Галина медленно покачала головой.
— Мария Лукьяновна Берестова, да будет тебе известно, палец о палец не ударит для то-го, чтобы вызволить дочку из психушки.
— Но я же не знал… — Вадим встал. — Я хочу ее видеть.
— Она спит. Я сделала ей укол реланиума.
— Но я хочу с ней попрощаться. Где она?
— Идем. Но только без глупостей. Слышишь?
Муся спала на боку лицом к стене. Ее длинные спутанные волосы свесились до самого пола. Она стонала во сне, чмокала губами, шептала что-то неразборчивое.
— Я хочу остаться с ней наедине, — сказал Вадим и шагнул к кровати. — Я не сделаю ей ничего плохого.
Поколебавшись секунды две, Галина вышла в коридор и плотно прикрыла за собой дверь.

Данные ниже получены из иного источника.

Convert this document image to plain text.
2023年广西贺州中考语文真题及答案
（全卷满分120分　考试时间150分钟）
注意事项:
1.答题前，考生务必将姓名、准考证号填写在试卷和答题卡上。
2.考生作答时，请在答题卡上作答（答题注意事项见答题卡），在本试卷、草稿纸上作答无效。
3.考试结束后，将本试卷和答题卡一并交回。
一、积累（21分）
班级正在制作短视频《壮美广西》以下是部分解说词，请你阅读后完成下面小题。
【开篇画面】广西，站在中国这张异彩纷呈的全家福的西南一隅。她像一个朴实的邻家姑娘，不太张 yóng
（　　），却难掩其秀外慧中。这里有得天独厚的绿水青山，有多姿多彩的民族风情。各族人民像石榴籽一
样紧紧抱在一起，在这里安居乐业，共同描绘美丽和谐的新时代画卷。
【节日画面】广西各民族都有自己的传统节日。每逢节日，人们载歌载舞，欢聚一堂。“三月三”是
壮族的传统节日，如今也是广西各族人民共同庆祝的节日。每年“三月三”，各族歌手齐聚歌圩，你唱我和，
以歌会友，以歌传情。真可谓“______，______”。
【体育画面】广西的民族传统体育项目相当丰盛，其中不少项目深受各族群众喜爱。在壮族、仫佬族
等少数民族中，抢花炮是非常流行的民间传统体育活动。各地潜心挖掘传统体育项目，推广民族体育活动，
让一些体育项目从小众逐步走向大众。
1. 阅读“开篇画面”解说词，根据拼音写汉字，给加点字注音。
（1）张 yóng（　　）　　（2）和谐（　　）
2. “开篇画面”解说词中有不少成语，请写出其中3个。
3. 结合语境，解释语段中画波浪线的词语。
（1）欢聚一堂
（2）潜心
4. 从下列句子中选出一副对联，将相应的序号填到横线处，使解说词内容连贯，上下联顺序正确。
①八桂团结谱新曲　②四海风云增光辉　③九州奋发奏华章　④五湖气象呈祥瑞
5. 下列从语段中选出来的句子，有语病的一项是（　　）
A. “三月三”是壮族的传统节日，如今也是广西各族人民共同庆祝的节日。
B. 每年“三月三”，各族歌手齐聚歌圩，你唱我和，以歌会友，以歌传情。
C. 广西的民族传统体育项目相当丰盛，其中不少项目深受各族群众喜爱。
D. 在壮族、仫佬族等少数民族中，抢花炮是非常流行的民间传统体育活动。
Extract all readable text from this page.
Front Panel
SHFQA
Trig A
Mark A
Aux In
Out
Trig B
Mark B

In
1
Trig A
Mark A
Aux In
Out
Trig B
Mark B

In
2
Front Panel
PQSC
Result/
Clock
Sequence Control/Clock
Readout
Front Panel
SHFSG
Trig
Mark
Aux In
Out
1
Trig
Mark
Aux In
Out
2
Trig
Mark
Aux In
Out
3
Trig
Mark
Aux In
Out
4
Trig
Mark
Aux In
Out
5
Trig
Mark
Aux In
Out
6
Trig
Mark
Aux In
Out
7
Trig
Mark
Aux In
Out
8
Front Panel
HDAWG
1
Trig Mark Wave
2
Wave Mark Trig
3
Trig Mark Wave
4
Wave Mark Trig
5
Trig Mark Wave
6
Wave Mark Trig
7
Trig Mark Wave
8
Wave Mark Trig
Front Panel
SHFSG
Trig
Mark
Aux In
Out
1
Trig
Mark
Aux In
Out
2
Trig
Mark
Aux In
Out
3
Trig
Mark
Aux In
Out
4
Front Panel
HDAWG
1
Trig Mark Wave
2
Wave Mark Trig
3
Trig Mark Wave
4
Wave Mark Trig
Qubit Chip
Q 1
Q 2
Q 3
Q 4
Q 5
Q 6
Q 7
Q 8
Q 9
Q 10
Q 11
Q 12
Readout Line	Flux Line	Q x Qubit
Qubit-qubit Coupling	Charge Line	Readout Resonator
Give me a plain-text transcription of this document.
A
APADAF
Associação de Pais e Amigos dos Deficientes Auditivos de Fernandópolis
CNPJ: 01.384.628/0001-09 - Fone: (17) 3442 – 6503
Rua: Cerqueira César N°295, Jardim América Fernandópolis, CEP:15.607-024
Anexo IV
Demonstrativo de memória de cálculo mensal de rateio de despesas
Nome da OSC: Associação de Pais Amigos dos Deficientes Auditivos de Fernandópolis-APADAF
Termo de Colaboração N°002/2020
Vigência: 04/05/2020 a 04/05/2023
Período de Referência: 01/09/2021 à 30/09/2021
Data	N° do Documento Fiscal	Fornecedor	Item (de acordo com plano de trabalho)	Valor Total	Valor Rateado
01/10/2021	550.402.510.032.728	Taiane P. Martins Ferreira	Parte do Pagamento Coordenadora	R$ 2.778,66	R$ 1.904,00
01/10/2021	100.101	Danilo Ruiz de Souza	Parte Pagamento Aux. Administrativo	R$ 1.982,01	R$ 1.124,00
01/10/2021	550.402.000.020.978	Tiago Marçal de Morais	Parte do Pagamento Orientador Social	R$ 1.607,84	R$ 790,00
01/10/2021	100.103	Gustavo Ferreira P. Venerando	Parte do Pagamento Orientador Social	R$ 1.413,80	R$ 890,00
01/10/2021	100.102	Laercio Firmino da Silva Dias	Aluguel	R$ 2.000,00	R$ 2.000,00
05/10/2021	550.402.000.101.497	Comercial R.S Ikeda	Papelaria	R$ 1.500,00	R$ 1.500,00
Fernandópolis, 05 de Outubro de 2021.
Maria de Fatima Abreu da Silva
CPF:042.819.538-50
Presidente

Но на ключ запирать не стала.
— Что там стряслось? — спросил медбрат, обходивший коридоры. — Привезли нового беднягу? А почему положили в «люкс»?
— О, это очень важная шишка. Дочка директора какого-то торга, — глазом не моргнув, соврала Галина. — Перед ней все на цырлах будут стоять.
— У нее там кто-то есть?
— Отец. Он души в ней не чает.
— Да ты что, спятила? А если Левыч узнает?
— Они с Левычем какие-то родственники. Он при мне ему звонил, и тот разрешил. Так что мы ничего не видели и ничего не знаем. Ясно?
— Да уж, куда ясней. А что с девицей? — полюбопытствовал медбрат.
— Думаю, самая обыкновенная истерика. Избалованная цаца, сам понимаешь.
Медбрат понимающе покачал головой и удалился, шаркая подошвами по линолеуму.
Галина присела на верхнюю ступеньку лестницы и задумалась. У нее вдруг созрел в голове план. Она была на все сто уверена в том, что Вадим поступит именно так, а не иначе. Галина знала, что ее как соучастницу с треском выгонят из больницы, но для Муси это было единственным спасением. А потому плевать она хотела на это поганое место.
Она сплюнула на лестничную площадку — она не делала так уже целый год — пошарила в кармане в поисках сигарет. Увы, она забыла их в кабинете.
Между тем Вадим наклонился над Мусей и сказал:
— Девочка моя, я тебя люблю. Прости, что заставил тебя страдать. — Он погладил ее по щеке, с трудом сдерживая слезы. Внезапно он поднял Мусю на руки и бросился к двери. — Эй! — негромко окликнул он, выйдя в коридор. — Ты где?
Уже через секунду Галина была рядом.
— Я увезу ее, ясно? Пускай все знают: Вадька Соколов никакой не мудак. Ты сможешь устроить так, чтоб нас пропустили на волю? Я готов заплатить.
— Иди за мной, — решительно сказала она.
В длинных грязных коридорах больницы было довольно холодно — заведение было связано подземными переходами с городским моргом. Внезапно Галина распахнула какую-то низенькую дверь, и они очутились под звездным небом. В лицо терпко дышали степные травы.
— Ты поставил машину у главного входа? — спросила Галина.
— Да. Но вряд ли найду дорогу.
— А кто тебя просит? Давай ключи. Я сама пригоню машину.
…До появления главврача Галина привела в порядок картотеку, разобрала бумаги на столе, вытерла отовсюду пыль.
«Скорей бы утро. Я так хочу почитать Андрюшин дневник, — думала она, глядя в посеревшее окно. — Ну почему я не сделала этого раньше? Какая же я дура! Спрашивается, чего мне бояться теперь, когда Андрюши больше нет на свете? Я знала, он мне изменял, но ведь мы с самого начала были с ним не на равных. Я сама ему все рассказала о том, что было со мной в прошлом. Да, сама — он меня за язык не тянул. — Она вздохнула, зажмурила глаза и энергично потрясла головой, словно пытаясь отогнать какие-то ужасные воспоминания. — Если бы Эвелина Владимировна не показала мне ту фотографию, на которой Андрюша улыбается белокурой девице, я бы… я бы никогда ему не изменила. Я решила ему отомстить… О Господи, какие же мы, бабы, дуры».